- Kamal Location in Province No. 1 Kamal Kamal (Nepal)
- Coordinates: 26°36′N 87°45′E﻿ / ﻿26.60°N 87.75°E
- Province: Province No. 1
- District: Jhapa
- Wards: 7
- Established: 10 March 2017
- Seat: Topgachchi

Government
- • Type: Village Council
- • Chairperson: Mr. Hukum Singh Rai (NC)
- • Vice-chairperson: Mrs. Pramila Neupane Tiwari (CPN-UML)

Area
- • Total: 104.57 km^{2} (40.37 sq mi)

Population (2011)
- • Total: 44,365
- • Density: 424.26/km^{2} (1,098.8/sq mi)
- Time zone: UTC+5:45 (Nepal Standard Time)
- Website: official website

= Kamal Rural Municipality =

Kamal (कमल गाउँपालिका) is one of the seven rural municipalities (gaunpalika) located in Jhapa District of Province No. 1 of Nepal. Out of Jhapa's total 15 municipalities, eight are urban and seven are rural.

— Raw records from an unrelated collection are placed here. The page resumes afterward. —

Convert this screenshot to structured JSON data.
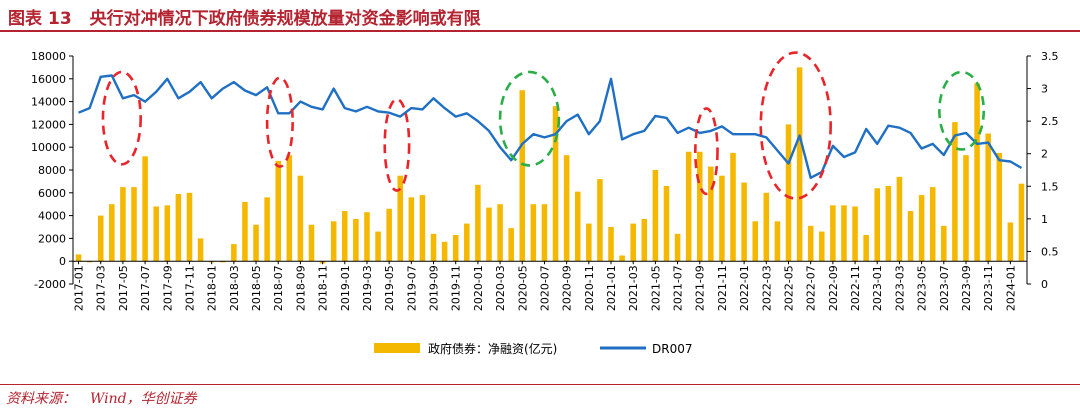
{
  "figure": {
    "label": "图表",
    "number": "13",
    "title": "央行对冲情况下政府债券规模放量对资金影响或有限"
  },
  "source": {
    "label": "资料来源：",
    "text": "Wind，华创证券"
  },
  "chart_data": {
    "type": "bar+line",
    "x_tick_labels": [
      "2017-01",
      "2017-03",
      "2017-05",
      "2017-07",
      "2017-09",
      "2017-11",
      "2018-01",
      "2018-03",
      "2018-05",
      "2018-07",
      "2018-09",
      "2018-11",
      "2019-01",
      "2019-03",
      "2019-05",
      "2019-07",
      "2019-09",
      "2019-11",
      "2020-01",
      "2020-03",
      "2020-05",
      "2020-07",
      "2020-09",
      "2020-11",
      "2021-01",
      "2021-03",
      "2021-05",
      "2021-07",
      "2021-09",
      "2021-11",
      "2022-01",
      "2022-03",
      "2022-05",
      "2022-07",
      "2022-09",
      "2022-11",
      "2023-01",
      "2023-03",
      "2023-05",
      "2023-07",
      "2023-09",
      "2023-11",
      "2024-01"
    ],
    "left_axis": {
      "min": -2000,
      "max": 18000,
      "step": 2000,
      "tick_labels": [
        "-2000",
        "0",
        "2000",
        "4000",
        "6000",
        "8000",
        "10000",
        "12000",
        "14000",
        "16000",
        "18000"
      ]
    },
    "right_axis": {
      "min": 0,
      "max": 3.5,
      "step": 0.5,
      "tick_labels": [
        "0",
        "0.5",
        "1",
        "1.5",
        "2",
        "2.5",
        "3",
        "3.5"
      ]
    },
    "series": [
      {
        "name": "政府债券：净融资(亿元)",
        "kind": "bar",
        "axis": "left",
        "color": "#f5b800",
        "values": [
          600,
          -100,
          4000,
          5000,
          6500,
          6500,
          9200,
          4800,
          4900,
          5900,
          6000,
          2000,
          -100,
          -100,
          1500,
          5200,
          3200,
          5600,
          8800,
          9300,
          7500,
          3200,
          -200,
          3500,
          4400,
          3700,
          4300,
          2600,
          4600,
          7500,
          5600,
          5800,
          2400,
          1700,
          2300,
          3300,
          6700,
          4700,
          5000,
          2900,
          15000,
          5000,
          5000,
          13600,
          9300,
          6100,
          3300,
          7200,
          3000,
          500,
          3300,
          3700,
          8000,
          6600,
          2400,
          9600,
          9600,
          8300,
          7500,
          9500,
          6900,
          3500,
          6000,
          3500,
          12000,
          17000,
          3100,
          2600,
          4900,
          4900,
          4800,
          2300,
          6400,
          6600,
          7400,
          4400,
          5800,
          6500,
          3100,
          12200,
          9300,
          15600,
          11200,
          9500,
          3400,
          6800
        ]
      },
      {
        "name": "DR007",
        "kind": "line",
        "axis": "right",
        "color": "#1f6fc4",
        "values": [
          2.63,
          2.7,
          3.18,
          3.2,
          2.85,
          2.9,
          2.8,
          2.95,
          3.15,
          2.85,
          2.95,
          3.1,
          2.85,
          3.0,
          3.1,
          2.97,
          2.9,
          3.02,
          2.62,
          2.62,
          2.8,
          2.72,
          2.68,
          3.0,
          2.7,
          2.65,
          2.72,
          2.65,
          2.63,
          2.57,
          2.7,
          2.68,
          2.85,
          2.7,
          2.57,
          2.62,
          2.5,
          2.35,
          2.1,
          1.9,
          2.15,
          2.3,
          2.25,
          2.3,
          2.5,
          2.6,
          2.3,
          2.5,
          3.15,
          2.22,
          2.3,
          2.35,
          2.58,
          2.55,
          2.32,
          2.4,
          2.32,
          2.35,
          2.42,
          2.3,
          2.3,
          2.3,
          2.25,
          2.05,
          1.85,
          2.28,
          1.63,
          1.72,
          2.12,
          1.95,
          2.02,
          2.38,
          2.15,
          2.43,
          2.4,
          2.32,
          2.08,
          2.15,
          1.98,
          2.28,
          2.32,
          2.15,
          2.17,
          1.9,
          1.88,
          1.78
        ]
      }
    ],
    "highlight_ellipses": [
      {
        "color": "#e8252a",
        "month_start": 2.2,
        "month_end": 5.6,
        "y_low": 8500,
        "y_high": 16600
      },
      {
        "color": "#e8252a",
        "month_start": 17.0,
        "month_end": 19.3,
        "y_low": 8300,
        "y_high": 16100
      },
      {
        "color": "#e8252a",
        "month_start": 27.6,
        "month_end": 29.8,
        "y_low": 6200,
        "y_high": 14200
      },
      {
        "color": "#2bae49",
        "month_start": 38.0,
        "month_end": 43.3,
        "y_low": 8400,
        "y_high": 16600
      },
      {
        "color": "#e8252a",
        "month_start": 55.6,
        "month_end": 57.6,
        "y_low": 5900,
        "y_high": 13400
      },
      {
        "color": "#e8252a",
        "month_start": 61.5,
        "month_end": 67.8,
        "y_low": 5500,
        "y_high": 18300
      },
      {
        "color": "#2bae49",
        "month_start": 77.6,
        "month_end": 81.6,
        "y_low": 9800,
        "y_high": 16600
      }
    ],
    "legend_position": "bottom-center",
    "grid": false
  }
}
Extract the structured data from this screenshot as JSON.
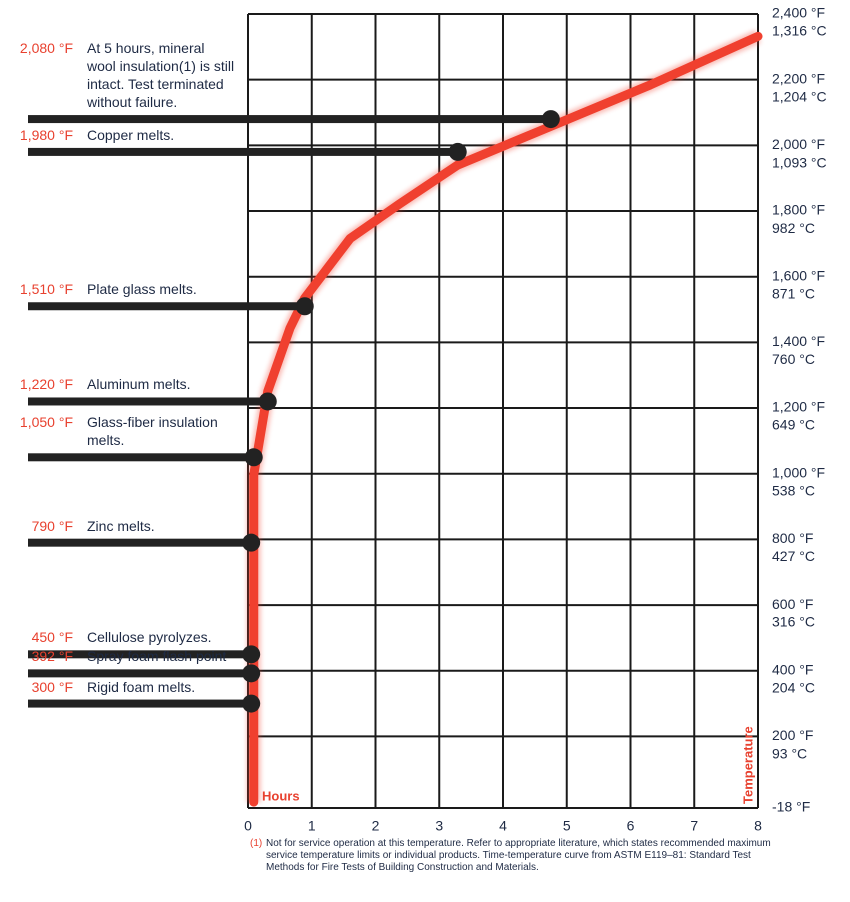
{
  "chart_data": {
    "type": "line",
    "x_label": "Hours",
    "y_label": "Temperature",
    "x": [
      0.09,
      0.09,
      0.31,
      0.66,
      0.89,
      1.6,
      2.38,
      3.29,
      4.74,
      6.31,
      8
    ],
    "series": [
      {
        "color": "#f0402f",
        "values": [
          0,
          997,
          1251,
          1444,
          1535,
          1716,
          1822,
          1940,
          2057,
          2184,
          2332
        ]
      }
    ],
    "xlim": [
      0,
      8
    ],
    "xticks": [
      0,
      1,
      2,
      3,
      4,
      5,
      6,
      7,
      8
    ],
    "ylim": [
      -18,
      2400
    ],
    "yticks": [
      {
        "value": -18,
        "label": "-18 °F"
      },
      {
        "value": 200,
        "label": "200 °F"
      },
      {
        "value": 400,
        "label": "400 °F"
      },
      {
        "value": 600,
        "label": "600 °F"
      },
      {
        "value": 800,
        "label": "800 °F"
      },
      {
        "value": 1000,
        "label": "1,000 °F"
      },
      {
        "value": 1200,
        "label": "1,200 °F"
      },
      {
        "value": 1400,
        "label": "1,400 °F"
      },
      {
        "value": 1600,
        "label": "1,600 °F"
      },
      {
        "value": 1800,
        "label": "1,800 °F"
      },
      {
        "value": 2000,
        "label": "2,000 °F"
      },
      {
        "value": 2200,
        "label": "2,200 °F"
      },
      {
        "value": 2400,
        "label": "2,400 °F"
      }
    ],
    "y2lim": [
      -27.8,
      1315.6
    ],
    "y2ticks": [
      {
        "value": 93,
        "label": "93 °C"
      },
      {
        "value": 204,
        "label": "204 °C"
      },
      {
        "value": 316,
        "label": "316 °C"
      },
      {
        "value": 427,
        "label": "427 °C"
      },
      {
        "value": 538,
        "label": "538 °C"
      },
      {
        "value": 649,
        "label": "649 °C"
      },
      {
        "value": 760,
        "label": "760 °C"
      },
      {
        "value": 871,
        "label": "871 °C"
      },
      {
        "value": 982,
        "label": "982 °C"
      },
      {
        "value": 1093,
        "label": "1,093 °C"
      },
      {
        "value": 1204,
        "label": "1,204 °C"
      },
      {
        "value": 1316,
        "label": "1,316 °C"
      }
    ],
    "grid": true,
    "events": {
      "color": "#222222",
      "x": [
        4.75,
        3.29,
        0.89,
        0.31,
        0.09,
        0.05,
        0.05,
        0.05,
        0.05
      ],
      "values": [
        2080,
        1980,
        1510,
        1220,
        1050,
        790,
        450,
        392,
        300
      ],
      "value_labels": [
        "2,080 °F",
        "1,980 °F",
        "1,510 °F",
        "1,220 °F",
        "1,050 °F",
        "790 °F",
        "450 °F",
        "392 °F",
        "300 °F"
      ],
      "labels": [
        "At 5 hours, mineral wool insulation(1) is still intact. Test terminated without failure.",
        "Copper melts.",
        "Plate glass melts.",
        "Aluminum melts.",
        "Glass-fiber insulation melts.",
        "Zinc melts.",
        "Cellulose pyrolyzes.",
        "Spray foam flash point",
        "Rigid foam melts."
      ]
    },
    "footnote": {
      "marker": "(1)",
      "text": "Not for service operation at this temperature. Refer to appropriate literature, which states recommended maximum service temperature limits or individual products. Time-temperature curve from ASTM E119–81: Standard Test Methods for Fire Tests of Building Construction and Materials."
    }
  }
}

According to Ministry of Federal Affairs and Local Development, Kamal has an area of 104.57 km2 and the total population of the municipality is 44365 as of Census of Nepal 2011.

Topgachchi and Lakhanpur, which were previously separate village development committees, merged to form this new local level body. Fulfilling the requirement of the new Constitution of Nepal 2015, Ministry of Federal Affairs and Local Development replaced all old VDCs and Municipalities into 753 new local level body (Municipality).

The rural municipality is divided into total 7 wards and the headquarter of this newly formed rural municipality is situated in Kyampa Bazar.